TV Universitária (ZYQ 102)

Recife, Pernambuco; Brazil;
- Channels: Digital: 40 (UHF); Virtual: 11;
- Branding: TV Universitária

Programming
- Affiliations: TV Brasil

Ownership
- Owner: Núcleo de Rádio e TV Universitárias; (Federal University of Pernambuco);
- Sister stations: Rádio Paulo Freire Universitária FM

History
- Founded: November 22, 1968
- First air date: November 22, 1968
- Former call signs: ZYB 54 ZYB 306
- Former channel numbers: Analog:; 11 (VHF, 1968–2017);
- Former affiliations: Educational independent (1968-1978) TVE Brasil (1978-1997; 2007) TV Cultura (1997-2009)

Technical information
- Licensing authority: ANATEL
- ERP: 6 kW
- Transmitter coordinates: 8°2′57.9″S 34°52′29.8″W﻿ / ﻿8.049417°S 34.874944°W

Links
- Public license information: Profile
- Website: www.ufpe.br/ntvru

= TV Universitária (Recife) =

TV Universitária is a Brazilian television station based in Recife, capital of the state of Pernambuco. It operates on channel 11 (UHF digital 40) and is affiliated to TV Brasil. It belongs to the University Radio and TV Center of the Federal University of Pernambuco, which also includes radio stations Paulo Freire and Universitária FM. It was opened in 1968, being the first educational TV station created in the country.

==History==
The idea for an educational station in Recife stemmed from Caetano Queiroz de Andrade in 1963. Professor of Engineering and Geometric Design of the course of Architecture at UFPE, he discovered a passion for video to teach Arts and Crafts in the “Como Ensinar Desenho pela Televisão” thesis, by professor Fernanda Ferrancini. This occurred in October 1963, during the 1st Brazilian Congress of Drawing Teachers.

The initiative to request the granting of an educational channel was taken to the University Council in 1964 and divided opinions in the academic community.

On January 11, 1966, the National Telecommunications Council (CONTEL) reserved five frequencies for non-commercial educational television stations: channel 5 in Londrina, channel 11 in Recife, channel 6 in Alegrete, channel 3 in Bagé and channel 5 in Bauru. CONTEL granted the license to channel 11, what would become TVU, on February 4, 1966, with the contract being signed on February 28 the same year. On February 28, 1967, CONTEL defined rules for educational television stations for state capitals and cities with a population of over 100,000. 128 licenses were reserved 75 UHF licenses and 53 VHF licenses. The first test broadcasts were held on July 28, 1968.

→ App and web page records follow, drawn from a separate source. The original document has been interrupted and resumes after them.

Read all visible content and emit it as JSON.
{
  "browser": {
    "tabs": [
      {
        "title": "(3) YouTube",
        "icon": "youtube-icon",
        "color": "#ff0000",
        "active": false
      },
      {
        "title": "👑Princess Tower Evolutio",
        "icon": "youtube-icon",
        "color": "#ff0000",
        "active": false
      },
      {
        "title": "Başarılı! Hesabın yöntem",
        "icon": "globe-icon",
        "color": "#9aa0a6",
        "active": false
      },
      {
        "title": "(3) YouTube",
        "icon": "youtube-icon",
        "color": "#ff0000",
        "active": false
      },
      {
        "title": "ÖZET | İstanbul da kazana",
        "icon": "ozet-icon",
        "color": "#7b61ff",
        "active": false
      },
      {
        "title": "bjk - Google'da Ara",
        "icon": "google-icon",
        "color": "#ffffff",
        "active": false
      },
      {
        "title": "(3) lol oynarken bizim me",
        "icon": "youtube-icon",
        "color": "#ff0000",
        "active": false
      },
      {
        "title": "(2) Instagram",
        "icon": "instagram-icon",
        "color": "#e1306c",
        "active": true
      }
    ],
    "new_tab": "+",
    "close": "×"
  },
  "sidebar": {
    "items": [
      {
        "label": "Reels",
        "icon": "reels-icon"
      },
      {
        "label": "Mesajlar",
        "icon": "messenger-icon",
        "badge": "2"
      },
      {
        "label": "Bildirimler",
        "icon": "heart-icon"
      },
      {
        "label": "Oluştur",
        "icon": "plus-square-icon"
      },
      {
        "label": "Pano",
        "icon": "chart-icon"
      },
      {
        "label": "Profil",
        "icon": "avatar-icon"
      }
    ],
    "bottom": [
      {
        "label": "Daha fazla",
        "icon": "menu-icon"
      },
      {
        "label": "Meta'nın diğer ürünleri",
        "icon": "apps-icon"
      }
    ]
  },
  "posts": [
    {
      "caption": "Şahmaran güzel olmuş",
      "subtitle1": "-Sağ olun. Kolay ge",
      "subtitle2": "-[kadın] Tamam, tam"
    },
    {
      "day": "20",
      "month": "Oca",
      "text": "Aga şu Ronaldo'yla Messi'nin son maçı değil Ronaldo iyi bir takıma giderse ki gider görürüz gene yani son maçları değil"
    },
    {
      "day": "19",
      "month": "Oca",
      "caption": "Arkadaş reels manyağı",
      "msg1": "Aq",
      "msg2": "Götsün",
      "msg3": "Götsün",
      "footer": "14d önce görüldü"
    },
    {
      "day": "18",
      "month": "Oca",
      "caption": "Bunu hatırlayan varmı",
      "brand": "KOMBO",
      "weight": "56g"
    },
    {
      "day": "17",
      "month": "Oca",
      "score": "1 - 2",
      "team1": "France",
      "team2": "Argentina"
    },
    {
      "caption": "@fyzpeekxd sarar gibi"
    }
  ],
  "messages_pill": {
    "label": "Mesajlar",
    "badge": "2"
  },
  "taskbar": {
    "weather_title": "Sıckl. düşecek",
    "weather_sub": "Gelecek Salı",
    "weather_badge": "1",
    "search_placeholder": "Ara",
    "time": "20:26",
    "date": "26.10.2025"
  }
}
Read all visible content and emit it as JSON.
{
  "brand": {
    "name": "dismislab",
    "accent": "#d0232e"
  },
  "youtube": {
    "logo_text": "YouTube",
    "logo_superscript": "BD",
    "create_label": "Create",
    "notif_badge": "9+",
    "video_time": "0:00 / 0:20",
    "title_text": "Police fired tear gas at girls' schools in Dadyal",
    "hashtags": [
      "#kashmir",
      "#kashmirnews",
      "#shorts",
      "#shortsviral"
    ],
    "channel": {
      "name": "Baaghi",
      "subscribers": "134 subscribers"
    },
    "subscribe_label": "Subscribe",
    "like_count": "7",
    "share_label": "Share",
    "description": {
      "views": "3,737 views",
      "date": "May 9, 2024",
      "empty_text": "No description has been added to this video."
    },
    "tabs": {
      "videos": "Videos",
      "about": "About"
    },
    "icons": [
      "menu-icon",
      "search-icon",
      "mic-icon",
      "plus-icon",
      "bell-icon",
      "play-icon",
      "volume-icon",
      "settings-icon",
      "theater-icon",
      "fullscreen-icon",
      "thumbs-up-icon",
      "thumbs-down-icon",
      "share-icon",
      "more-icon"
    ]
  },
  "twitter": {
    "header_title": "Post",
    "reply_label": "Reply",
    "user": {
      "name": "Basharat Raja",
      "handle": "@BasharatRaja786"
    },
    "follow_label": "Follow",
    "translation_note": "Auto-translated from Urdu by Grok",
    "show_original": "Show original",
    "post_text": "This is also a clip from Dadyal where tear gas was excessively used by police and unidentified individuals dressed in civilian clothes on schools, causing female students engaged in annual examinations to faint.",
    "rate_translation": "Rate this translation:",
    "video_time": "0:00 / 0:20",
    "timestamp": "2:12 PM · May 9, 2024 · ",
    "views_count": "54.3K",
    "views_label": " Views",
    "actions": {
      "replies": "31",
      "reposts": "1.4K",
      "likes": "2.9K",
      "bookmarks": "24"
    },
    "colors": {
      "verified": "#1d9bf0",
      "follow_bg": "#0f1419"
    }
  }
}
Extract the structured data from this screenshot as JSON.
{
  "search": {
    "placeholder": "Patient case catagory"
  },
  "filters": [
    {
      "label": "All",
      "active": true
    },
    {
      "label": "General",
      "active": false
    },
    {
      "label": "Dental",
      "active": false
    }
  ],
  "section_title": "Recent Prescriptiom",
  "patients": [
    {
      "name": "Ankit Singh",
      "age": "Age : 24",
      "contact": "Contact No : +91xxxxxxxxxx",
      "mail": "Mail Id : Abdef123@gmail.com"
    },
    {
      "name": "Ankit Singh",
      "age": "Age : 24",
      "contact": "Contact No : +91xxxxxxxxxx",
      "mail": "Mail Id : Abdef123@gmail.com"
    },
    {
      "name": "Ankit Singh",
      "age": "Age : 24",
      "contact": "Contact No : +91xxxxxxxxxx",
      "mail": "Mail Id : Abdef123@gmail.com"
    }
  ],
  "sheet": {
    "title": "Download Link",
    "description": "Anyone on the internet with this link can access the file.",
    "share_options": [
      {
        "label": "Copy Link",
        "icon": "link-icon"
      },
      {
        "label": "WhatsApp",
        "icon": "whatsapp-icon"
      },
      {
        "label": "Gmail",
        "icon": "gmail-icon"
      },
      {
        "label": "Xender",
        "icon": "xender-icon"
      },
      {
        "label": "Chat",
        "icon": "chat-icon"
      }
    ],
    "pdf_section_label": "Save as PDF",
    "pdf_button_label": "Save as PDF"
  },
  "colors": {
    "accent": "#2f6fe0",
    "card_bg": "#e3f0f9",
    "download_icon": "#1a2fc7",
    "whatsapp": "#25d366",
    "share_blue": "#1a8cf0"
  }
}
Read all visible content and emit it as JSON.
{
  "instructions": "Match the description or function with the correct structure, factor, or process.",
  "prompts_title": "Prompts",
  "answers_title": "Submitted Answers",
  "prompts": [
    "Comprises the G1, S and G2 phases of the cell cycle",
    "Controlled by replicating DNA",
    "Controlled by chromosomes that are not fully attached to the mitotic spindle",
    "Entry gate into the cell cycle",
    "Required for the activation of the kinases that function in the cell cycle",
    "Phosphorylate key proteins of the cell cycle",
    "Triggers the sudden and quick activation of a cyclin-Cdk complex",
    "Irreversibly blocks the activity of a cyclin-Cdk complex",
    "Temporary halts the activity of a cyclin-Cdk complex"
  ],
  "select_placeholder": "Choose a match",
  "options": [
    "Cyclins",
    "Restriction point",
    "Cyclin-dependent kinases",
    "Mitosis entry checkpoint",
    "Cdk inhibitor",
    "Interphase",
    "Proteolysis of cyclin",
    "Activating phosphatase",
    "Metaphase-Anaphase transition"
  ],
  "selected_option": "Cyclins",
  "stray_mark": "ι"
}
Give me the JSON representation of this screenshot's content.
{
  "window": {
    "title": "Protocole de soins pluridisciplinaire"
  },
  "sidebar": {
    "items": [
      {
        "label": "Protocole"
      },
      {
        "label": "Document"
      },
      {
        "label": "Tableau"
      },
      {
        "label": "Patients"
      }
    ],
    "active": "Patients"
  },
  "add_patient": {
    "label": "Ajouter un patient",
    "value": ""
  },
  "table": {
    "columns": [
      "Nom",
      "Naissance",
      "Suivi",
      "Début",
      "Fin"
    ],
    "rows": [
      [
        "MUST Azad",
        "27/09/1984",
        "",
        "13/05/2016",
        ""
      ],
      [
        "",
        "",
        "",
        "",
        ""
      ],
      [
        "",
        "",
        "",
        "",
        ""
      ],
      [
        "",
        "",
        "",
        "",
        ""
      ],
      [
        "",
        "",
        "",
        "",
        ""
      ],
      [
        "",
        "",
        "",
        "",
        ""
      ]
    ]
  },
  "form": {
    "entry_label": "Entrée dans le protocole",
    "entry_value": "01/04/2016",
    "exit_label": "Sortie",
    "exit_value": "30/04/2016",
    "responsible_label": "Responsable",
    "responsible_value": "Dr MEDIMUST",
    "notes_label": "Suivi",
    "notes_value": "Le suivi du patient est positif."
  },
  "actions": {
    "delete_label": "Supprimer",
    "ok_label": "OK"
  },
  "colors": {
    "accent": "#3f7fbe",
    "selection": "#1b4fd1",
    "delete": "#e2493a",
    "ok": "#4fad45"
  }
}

TV Universitária was created on November 22, 1968, as a part of the Núcleo de TV e Rádios Universitárias - a supplementary body of UFPE - with the purpose of expanding the horizons of information, culture and education. At the time, TV was the fastest growing means of communication, according to UNESCO, and Brazil was among the ten countries with the highest number of television sets. At the time, it was in ninth place in a total of 110 countries, with 4.5 million television sets and 500,000 new television sets manufactured per year.
The Northeast region had 200,000 residential television sets and, despite being part of one of the poorest regions in the country, these statistics were used as justification for the implementation of the channel in Pernambuco, according to the report "Televisão Universitária - Canal 11", on the implementation of the station. It was located at a terrain on Avenida Norte.

According to the document, illiteracy reached 50% of the population and was the same rate as school-age inhabitants. To educate and train this part of society that was far from education centers, TVU was created as it had a greater reach.

The broadcaster began its production with more than 20 programs. Under the general direction of Professor Manoel Caetano, the production department had a team of 12 people. The sector produced 11 programs, including Sala de Visitas, The Grand Jury, No Mundo das Artes and Isto é Universidade. In the 2000s, TV Universitária was part of the Public Television Network (RPTV), which reached 98 million viewers throughout Brazil. In 2008, the station started showing TV Brasil programming, but without stopping showing TV Cultura.

In 2009, it left RPTV and TV Cultura and became entirely affiliated to TV Brasil.

==Technical information==

| Virtual channel | Digital channel | Aspect ratio | Content |
|---|---|---|---|
| 11.1 | 40 UHF | 1080i | TV Universitária/TV Brasil's main schedule |

The station began its digital transmissions on April 13, 2017, through channel 40 UHF .

Based on the federal decree transitioning Brazilian TV stations from analogue to digital signals, TV Universitária, as well as the other stations in Recife, ceased broadcasting on VHF channel 11 on July 26, 2017, following the official ANATEL timeline. Unlike other stations, the station only ended its broadcasts hours later, in the early hours of July 27.